Lacey se sentía ansiosa mientras deambulaba por el centro del pueblo. No quería alejarse demasiado de la tienda porque, en cuanto recibiese la llamada de Stephen, iría directa hacia allí con la chequera en la mano y un bolígrafo para cerrar el trato  antes de que su lado autosaboteador le dijera que no era capaz de hacer algo así. Pero se le daba excepcionalmente bien entretenerse mirando escaparates, así que se puso manos a la obra examinando todo lo que podía ofrecerle el pueblo. De repente sus zapatos náuticos baratos se atascaron entre dos adoquines, haciendo que perdiese pie y se torciera el tobillo, momento en el que comprendió que, si quería que la tomasen en serio como una posible propietaria de un negocio, tendría que despedirse de toda su conjunto informal de tienda de segunda mano.

Puso rumbo hacia la boutique de ropa que había junto al local vacío que esperaba que se pasase a ser suyo en breve.

«Bien puedo conocer a los vecinos», pensó.

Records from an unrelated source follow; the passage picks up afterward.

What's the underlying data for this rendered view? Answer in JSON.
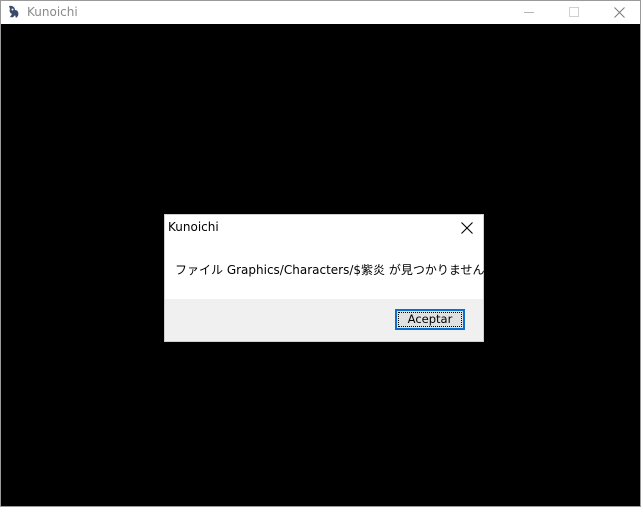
{
  "window": {
    "title": "Kunoichi",
    "app_icon": "kunoichi-app-icon",
    "controls": {
      "minimize_icon": "minimize-icon",
      "maximize_icon": "maximize-icon",
      "close_icon": "close-icon"
    }
  },
  "dialog": {
    "title": "Kunoichi",
    "message": "ファイル Graphics/Characters/$紫炎 が見つかりません。",
    "close_icon": "close-icon",
    "ok_label": "Aceptar"
  },
  "colors": {
    "client_background": "#000000",
    "titlebar_background": "#ffffff",
    "dialog_footer": "#f0f0f0",
    "button_focus_border": "#0a6fd0"
  }
}
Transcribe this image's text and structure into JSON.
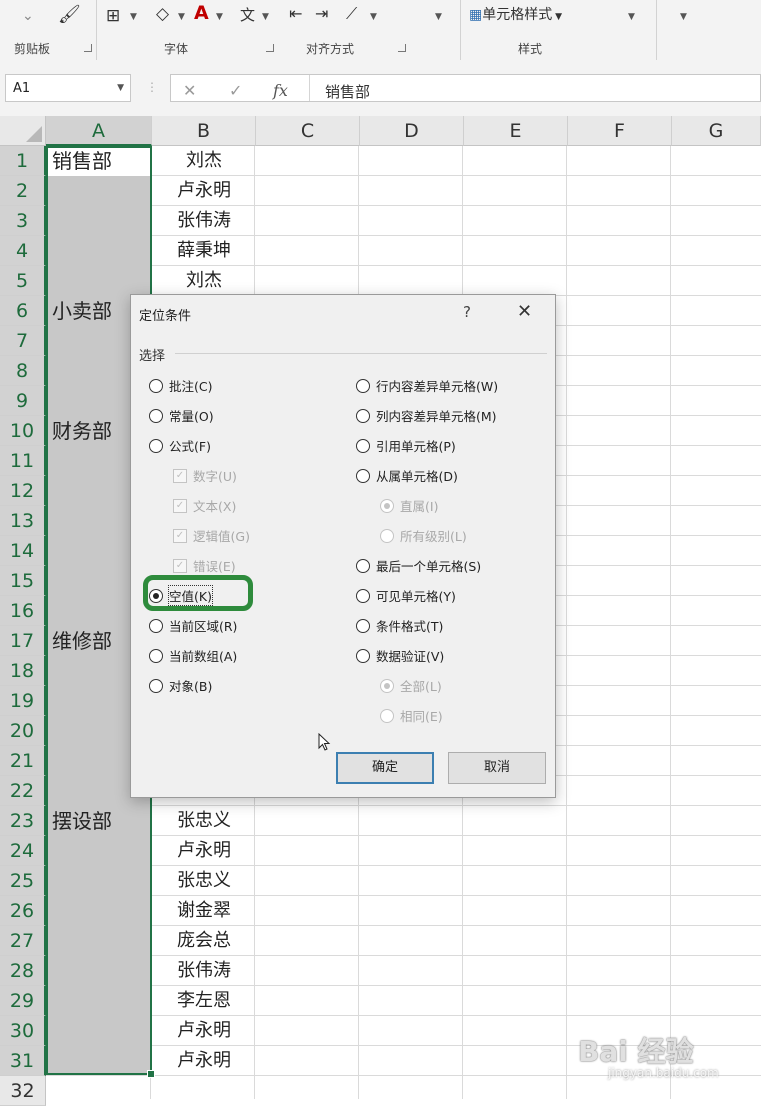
{
  "ribbon": {
    "groups": [
      {
        "label": "剪贴板"
      },
      {
        "label": "字体"
      },
      {
        "label": "对齐方式"
      },
      {
        "label": "样式"
      }
    ],
    "cell_styles_label": "单元格样式"
  },
  "formula_bar": {
    "name_box": "A1",
    "fx_label": "fx",
    "cancel_glyph": "✕",
    "enter_glyph": "✓",
    "content": "销售部"
  },
  "sheet": {
    "columns": [
      "A",
      "B",
      "C",
      "D",
      "E",
      "F",
      "G"
    ],
    "rows": [
      "1",
      "2",
      "3",
      "4",
      "5",
      "6",
      "7",
      "8",
      "9",
      "10",
      "11",
      "12",
      "13",
      "14",
      "15",
      "16",
      "17",
      "18",
      "19",
      "20",
      "21",
      "22",
      "23",
      "24",
      "25",
      "26",
      "27",
      "28",
      "29",
      "30",
      "31",
      "32"
    ],
    "col_a_values": [
      {
        "row": 1,
        "text": "销售部"
      },
      {
        "row": 6,
        "text": "小卖部"
      },
      {
        "row": 10,
        "text": "财务部"
      },
      {
        "row": 17,
        "text": "维修部"
      },
      {
        "row": 23,
        "text": "摆设部"
      }
    ],
    "col_b_values": [
      {
        "row": 1,
        "text": "刘杰"
      },
      {
        "row": 2,
        "text": "卢永明"
      },
      {
        "row": 3,
        "text": "张伟涛"
      },
      {
        "row": 4,
        "text": "薛秉坤"
      },
      {
        "row": 5,
        "text": "刘杰"
      },
      {
        "row": 23,
        "text": "张忠义"
      },
      {
        "row": 24,
        "text": "卢永明"
      },
      {
        "row": 25,
        "text": "张忠义"
      },
      {
        "row": 26,
        "text": "谢金翠"
      },
      {
        "row": 27,
        "text": "庞会总"
      },
      {
        "row": 28,
        "text": "张伟涛"
      },
      {
        "row": 29,
        "text": "李左恩"
      },
      {
        "row": 30,
        "text": "卢永明"
      },
      {
        "row": 31,
        "text": "卢永明"
      }
    ]
  },
  "dialog": {
    "title": "定位条件",
    "help": "?",
    "close": "✕",
    "group_label": "选择",
    "left_options": [
      {
        "key": "comments",
        "label": "批注(C)",
        "type": "radio",
        "checked": false,
        "disabled": false
      },
      {
        "key": "constants",
        "label": "常量(O)",
        "type": "radio",
        "checked": false,
        "disabled": false
      },
      {
        "key": "formulas",
        "label": "公式(F)",
        "type": "radio",
        "checked": false,
        "disabled": false
      },
      {
        "key": "numbers",
        "label": "数字(U)",
        "type": "checkbox",
        "checked": true,
        "disabled": true
      },
      {
        "key": "text",
        "label": "文本(X)",
        "type": "checkbox",
        "checked": true,
        "disabled": true
      },
      {
        "key": "logicals",
        "label": "逻辑值(G)",
        "type": "checkbox",
        "checked": true,
        "disabled": true
      },
      {
        "key": "errors",
        "label": "错误(E)",
        "type": "checkbox",
        "checked": true,
        "disabled": true
      },
      {
        "key": "blanks",
        "label": "空值(K)",
        "type": "radio",
        "checked": true,
        "disabled": false
      },
      {
        "key": "current_region",
        "label": "当前区域(R)",
        "type": "radio",
        "checked": false,
        "disabled": false
      },
      {
        "key": "current_array",
        "label": "当前数组(A)",
        "type": "radio",
        "checked": false,
        "disabled": false
      },
      {
        "key": "objects",
        "label": "对象(B)",
        "type": "radio",
        "checked": false,
        "disabled": false
      }
    ],
    "right_options": [
      {
        "key": "row_differences",
        "label": "行内容差异单元格(W)",
        "type": "radio",
        "checked": false,
        "disabled": false
      },
      {
        "key": "column_differences",
        "label": "列内容差异单元格(M)",
        "type": "radio",
        "checked": false,
        "disabled": false
      },
      {
        "key": "precedents",
        "label": "引用单元格(P)",
        "type": "radio",
        "checked": false,
        "disabled": false
      },
      {
        "key": "dependents",
        "label": "从属单元格(D)",
        "type": "radio",
        "checked": false,
        "disabled": false
      },
      {
        "key": "direct_only",
        "label": "直属(I)",
        "type": "radio",
        "checked": true,
        "disabled": true
      },
      {
        "key": "all_levels",
        "label": "所有级别(L)",
        "type": "radio",
        "checked": false,
        "disabled": true
      },
      {
        "key": "last_cell",
        "label": "最后一个单元格(S)",
        "type": "radio",
        "checked": false,
        "disabled": false
      },
      {
        "key": "visible_cells",
        "label": "可见单元格(Y)",
        "type": "radio",
        "checked": false,
        "disabled": false
      },
      {
        "key": "conditional_formats",
        "label": "条件格式(T)",
        "type": "radio",
        "checked": false,
        "disabled": false
      },
      {
        "key": "data_validation",
        "label": "数据验证(V)",
        "type": "radio",
        "checked": false,
        "disabled": false
      },
      {
        "key": "validation_all",
        "label": "全部(L)",
        "type": "radio",
        "checked": true,
        "disabled": true
      },
      {
        "key": "validation_same",
        "label": "相同(E)",
        "type": "radio",
        "checked": false,
        "disabled": true
      }
    ],
    "ok_label": "确定",
    "cancel_label": "取消"
  },
  "watermark": {
    "text": "Bai 经验",
    "sub": "jingyan.baidu.com"
  },
  "colors": {
    "accent_green": "#217346",
    "highlight_ring": "#2e8b3c",
    "selection_gray": "#c8c8c8"
  }
}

Cruzó la puerta y se encontró en un espacio con aspecto de lo más minimalista en el que sólo se habían expuesto ciertos objetos muy concretos. La mujer que había tras el mostrador alzó la vista ante su entrada, y arrugó la nariz con prepotencia al ver el atuendo que llevaba puesto. Era delgada como un palo y con un aspecto bastante severo, pero llevaba el cabello castaño y ondulado peinado exactamente igual que Lacey. Ésta pensó, divertida, que el vestido negro que llevaba la dependienta hacía que pareciese una especie de clon maligna de ella misma.

–¿Puedo ayudarla? ―preguntó la mujer con voz aguda y desagradable.

–No, gracias ―contestó Lacey―. Sé exactamente lo que quiero.

Eligió un traje de dos piezas de entre las perchas, uno del mismo tipo que había acostumbrado a llevar en Nueva York, pero se detuvo de golpe. ¿De verdad quería replicarse a sí misma? ¿Quería vestirse como la mujer que había sido antes? ¿O quería ser una persona distinta?